According to a report by [80] when both iron oxide and dissolved organic matter (DOM) co-exist in medium, the cadmium preferentially binds to functional carboxyl groups on aromatic rings in humic acid than to iron oxide. DOM contained in FBA may adsorb to both heavy metal cations and arsenite on mineral surfaces [81,82,83] demonstrated to reduce the arsenic content when iron and DOM coexisted in aqueous medium. Arsenic adsorption might be due to the formation of Fe-bridged As−Fe−DOM complexes and surface complexation of arsenic on DOM-stabilized Fe colloids [84, 85]. In this case, the FBA–MNP complex in agar might be formed dominantly over the complex with As or Cd in the agar medium.

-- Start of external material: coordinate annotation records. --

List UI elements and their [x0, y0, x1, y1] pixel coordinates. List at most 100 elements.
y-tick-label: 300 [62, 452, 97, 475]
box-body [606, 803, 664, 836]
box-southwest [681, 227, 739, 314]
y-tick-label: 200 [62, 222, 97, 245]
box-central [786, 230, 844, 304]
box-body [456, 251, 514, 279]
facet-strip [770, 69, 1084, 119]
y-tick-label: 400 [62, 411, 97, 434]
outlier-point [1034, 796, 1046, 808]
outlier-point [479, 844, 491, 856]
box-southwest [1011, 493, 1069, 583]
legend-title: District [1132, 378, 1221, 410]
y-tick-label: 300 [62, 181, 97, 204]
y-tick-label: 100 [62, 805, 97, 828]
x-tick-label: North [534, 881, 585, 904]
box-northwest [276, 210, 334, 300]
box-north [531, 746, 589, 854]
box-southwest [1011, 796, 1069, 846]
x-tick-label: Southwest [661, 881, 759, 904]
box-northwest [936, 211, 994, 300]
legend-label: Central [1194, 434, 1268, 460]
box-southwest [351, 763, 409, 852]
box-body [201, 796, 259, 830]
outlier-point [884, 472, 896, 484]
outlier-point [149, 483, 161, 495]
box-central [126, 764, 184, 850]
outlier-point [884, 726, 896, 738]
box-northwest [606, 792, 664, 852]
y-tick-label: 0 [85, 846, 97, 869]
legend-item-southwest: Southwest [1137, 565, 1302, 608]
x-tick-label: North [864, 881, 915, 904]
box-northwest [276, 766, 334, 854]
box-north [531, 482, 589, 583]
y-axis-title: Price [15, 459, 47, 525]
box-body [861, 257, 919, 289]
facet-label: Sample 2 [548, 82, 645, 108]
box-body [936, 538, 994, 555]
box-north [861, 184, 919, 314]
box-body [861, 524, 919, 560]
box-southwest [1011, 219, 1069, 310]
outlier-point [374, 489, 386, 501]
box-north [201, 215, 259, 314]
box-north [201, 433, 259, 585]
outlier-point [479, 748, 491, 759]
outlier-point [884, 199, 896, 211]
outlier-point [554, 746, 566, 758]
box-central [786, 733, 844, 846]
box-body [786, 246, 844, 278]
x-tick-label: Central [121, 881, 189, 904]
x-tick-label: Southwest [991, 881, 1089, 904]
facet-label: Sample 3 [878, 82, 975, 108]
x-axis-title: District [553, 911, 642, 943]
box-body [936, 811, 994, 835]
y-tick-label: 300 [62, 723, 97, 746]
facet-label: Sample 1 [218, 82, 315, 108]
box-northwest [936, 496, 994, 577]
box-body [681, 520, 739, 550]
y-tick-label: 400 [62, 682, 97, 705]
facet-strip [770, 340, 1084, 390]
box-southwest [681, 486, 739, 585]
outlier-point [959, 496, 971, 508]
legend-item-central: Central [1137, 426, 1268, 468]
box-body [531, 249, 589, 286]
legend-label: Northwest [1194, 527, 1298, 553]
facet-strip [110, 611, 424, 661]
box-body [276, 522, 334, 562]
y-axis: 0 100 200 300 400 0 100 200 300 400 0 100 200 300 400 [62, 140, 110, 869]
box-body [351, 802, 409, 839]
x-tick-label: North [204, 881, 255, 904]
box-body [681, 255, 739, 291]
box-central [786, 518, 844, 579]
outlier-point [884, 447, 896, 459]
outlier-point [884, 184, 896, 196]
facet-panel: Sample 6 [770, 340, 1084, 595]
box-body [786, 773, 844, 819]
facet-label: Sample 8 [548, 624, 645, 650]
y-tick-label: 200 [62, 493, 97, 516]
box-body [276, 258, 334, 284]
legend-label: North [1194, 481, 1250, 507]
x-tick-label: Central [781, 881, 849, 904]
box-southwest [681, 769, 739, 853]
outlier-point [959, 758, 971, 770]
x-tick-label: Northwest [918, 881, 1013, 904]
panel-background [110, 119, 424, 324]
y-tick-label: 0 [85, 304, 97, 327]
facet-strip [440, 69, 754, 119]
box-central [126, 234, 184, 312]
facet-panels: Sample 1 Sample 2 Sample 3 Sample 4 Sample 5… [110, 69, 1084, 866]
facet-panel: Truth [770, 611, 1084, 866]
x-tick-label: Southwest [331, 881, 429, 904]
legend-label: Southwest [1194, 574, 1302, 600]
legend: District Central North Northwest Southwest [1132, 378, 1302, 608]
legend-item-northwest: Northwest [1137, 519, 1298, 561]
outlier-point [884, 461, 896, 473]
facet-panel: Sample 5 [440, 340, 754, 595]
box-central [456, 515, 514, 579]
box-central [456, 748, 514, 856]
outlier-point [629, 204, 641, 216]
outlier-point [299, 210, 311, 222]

Interestingly, the combination of MNP and FBA was found to be effective for the plant growth. In fact, the elongations of root and stem in radish cultivated in agar with FBA were larger than those in agars without FBA or with MNP only (Fig. 29a). As shown in Fig. 29b, in addition to the 0.5% MNP only, the growth of radish was obviously defected compared to other conditions, that is, the MNP might suppress the absorption of arsenic but cannot supply the nutrients such as potassium and phosphorus concerning the growth of plant. Also, the average length of stem and root cultivated in the agar with 0.5% MNP and 1% FBA were 2.7-fold and 3.4-fold longer, respectively, than those without additive, indicating almost comparative to those in the agar medium with 1% FBA.

4.4 Conclusion

The supplementation of FBA in the heavy metal-contaminated soil provides sustainable suppression of Cd uptake by rice plant, because the Cd is converted into insoluble form with the reduction of ORP on the soil surface. Also, since FBA is made from waste materials and food waste, it has a high affinity for soil and is considered to be an environmentally friendly amendment. Mixing different adsorbents such as a combination of FBA and MNP provides a synergy effect that can simultaneously suppress the uptake of different metal species by plant. As the further investigation, the FBA will be applied to soils contaminated by other toxic elements such as mercury or radioisotope cesium.

5 Conclusion

The environmentally friendly adsorbents proposed in the study, which is based on natural products, plants, solid waste material, and agricultural waste, have a high potential for removing organic and inorganic materials, including heavy metal ions and dyes, from water or soil. All of the adsorbent materials proposed in this chapter are widely available and easily developed by using low-cost and waste materials. Furthermore, they have a high capacity for metal ions and also some organic materials in water. The use of these adsorbents has many advantages, including low cost and easiness of production, safety for the environment, and the conversion of waste materials into valuable materials for the environmental remediation.